First look: Harry Bissett’s

When a friend saw me perusing the website for Harry Bissett’s (360 Pharr Road, 404-425-5995), he got excited. A Georgia Bulldogs fan, he’s eaten several times at the Athens restaurant, which has been serving New Orleans-style cooking since 1986. He was happy to learn that a clone of the restaurant opened here a few months ago. “You’ll enjoy it,” he promised.

I’ve never eaten in the Athens restaurant, but if the restaurant there is anything like the one here, my friend has either lapsed into a culinary coma or was playing a practical joke on me. I’ve seriously not had such an unpleasant experience in a restaurant in memory.

I don’t feel good about writing that this restaurant is a landmark in poor service and food, but the missteps were so bold and so obvious, we felt like we were watching very bad theater. The lead actor, the server, did such a miserable job that, halfway through the performance, I couldn’t look at him without flushing with embarrassment, much less point out to him his most recent error.

There was no crowd to explain the incomprehensibly bad service. On a Monday evening, the restaurant had only a few tables of diners and maybe eight people at the bar. This is generic space in a generic mixed-use building in generic Buckhead. Mardi Gras beads and a few other visual clichés make you suspect les bon temps are not going to roulez too good.

Not long after we were seated, our server appeared at the table and asked for our drink orders. I ordered my usual tonic water. I thought it might be an oversight that I received a lukewarm glass of tonic that was about half-full, with no ice. But the server twice replaced the glass during the meal in identical fashion.

He then stood by the table and asked for our order. I told him we weren’t ready to order yet. He said that was cool and continued to stand by the table, staring at us. I ordered the grilled andouille sausage as a starter and the crawfish etouffee, my usual test of New Orleans kitchens. Wayne, very frazzled by the vigilant server, finally ordered the shrimp and grit cake and trout amandine.

The server rushed away and began typing our order into the computer.

“I really would prefer to have the oysters Rockefeller,” Wayne said.

I called the server over and told him we wanted to change one of the starters. He looked like a deer caught in headlights. “I’m not sure you can do that ... I mean, let me ask,” he said.

Wayne and I looked at one another. After a few moments, the server reappeared and said that, yes, we were allowed to change our appetizer order. He hurried away.

Then a different server came to the table next to ours. He was reciting a menu of specials.

“Specials?” I said to Wayne. “He didn’t say anything about specials.”

By this time, I was very annoyed.

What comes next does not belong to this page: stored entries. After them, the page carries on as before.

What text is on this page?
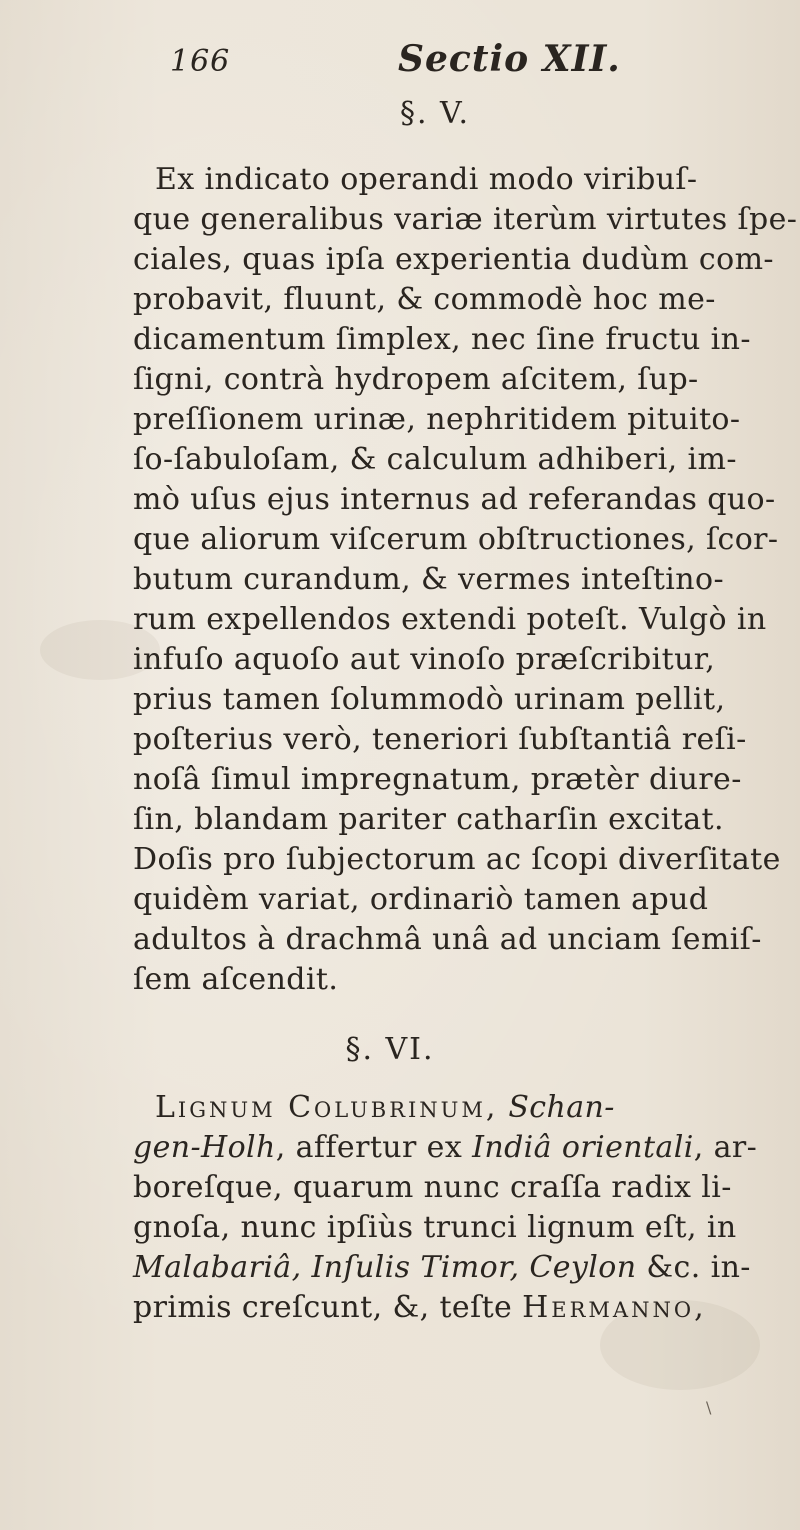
166	Sectio XII.
§. V.
Ex indicato operandi modo viribuſ-
que generalibus variæ iterùm virtutes ſpe-
ciales, quas ipſa experientia dudùm com-
probavit, fluunt, & commodè hoc me-
dicamentum ſimplex, nec ſine fructu in-
ſigni, contrà hydropem aſcitem, ſup-
preſſionem urinæ, nephritidem pituito-
ſo-ſabuloſam, & calculum adhiberi, im-
mò uſus ejus internus ad referandas quo-
que aliorum viſcerum obſtructiones, ſcor-
butum curandum, & vermes inteſtino-
rum expellendos extendi poteſt. Vulgò in
infuſo aquoſo aut vinoſo præſcribitur,
prius tamen ſolummodò urinam pellit,
poſterius verò, teneriori ſubſtantiâ reſi-
noſâ ſimul impregnatum, prætèr diure-
ſin, blandam pariter catharſin excitat.
Doſis pro ſubjectorum ac ſcopi diverſitate
quidèm variat, ordinariò tamen apud
adultos à drachmâ unâ ad unciam ſemiſ-
ſem aſcendit.
§. VI.
Lignum Colubrinum, Schan-
gen-Holh, affertur ex Indiâ orientali, ar-
boreſque, quarum nunc craſſa radix li-
gnoſa, nunc ipſiùs trunci lignum eſt, in
Malabariâ, Inſulis Timor, Ceylon &c. in-
primis creſcunt, &, teſte Hermanno,
\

I got up from my chair and walked to the computer where the server was laboriously re-entering our order.

“I’m sorry to bother you,” I said, “but I’m hearing another server tell a table about specials. You didn’t tell us about any specials. We’d like to know what they are.”

I returned to the table. He followed forlornly. He took out a piece of paper and began reading. But apparently he couldn’t make sense of several of the dishes. “It looks like turtle soup. Yeah, I guess it’s turtle soup,” he said. And so on.

We decided to stick with our order.

The appetizers were delivered. I’m not sure why I thought grilled andouille sausage with mustard sauce would, at $8.95, be something besides some sausage cut into bite-sized slivers with a cup of the sauce on the side. Silly me. Honestly, the flavor was pretty good and quite spicy, but the plating was just this side of the Vienna sausage party plate at a 1970s trailer park.

Wayne’s oysters Rockefeller, a dish I’ve eaten since I was a kid, didn’t have a hint of anise or Pernod about it, but was retro fun. I bored Wayne with stories of eating the dish at various times in my life.

The server removed our dishes. “Your entrees will be out soon,” he said. He looked at Wayne and said, “You know that trout amandine is covered with etouffee, right?”

We looked at one another again. “Are you sure?” I said. “I’ve never heard of putting etouffee on trout amandine.”

“Yes, I’m sure,” he said.

I looked at the menu. The description included no etouffee. When he came back to the table, with another half-glass of tonic, I told him the menu disagreed with him. He said he would check. He returned and said I was right, that he was confusing it with another dish.

The entrees arrived. Their appearance astonished me. Wayne’s two trout filets were arranged in a “V” on an otherwise empty plate. His jambalaya was served on the side in a tiny cup like the ones restaurants typically use for serving butter or ketchup. In fact, all of the sides were served that way. You need a spoon to eat them.

My etouffee really did not deserve to be called an etouffee. It was glutinous, almost floury, with none of the delicate but decisive flavors of an authentic etouffee. My thimble-sized side of jambalaya was just ridiculous – cold, with slimy tomatoes. Maque choux was better but not by much.

Wayne’s trout, topped with almonds and a buttery lemon sauce with chunks of crab, was not bad, in the same retro way the oysters Rockefeller were not bad. It provoked another rush of nostalgia.

For dessert we split an order of bread pudding – too dry for my taste and in need of about double the whipped cream served with it, but not horrible.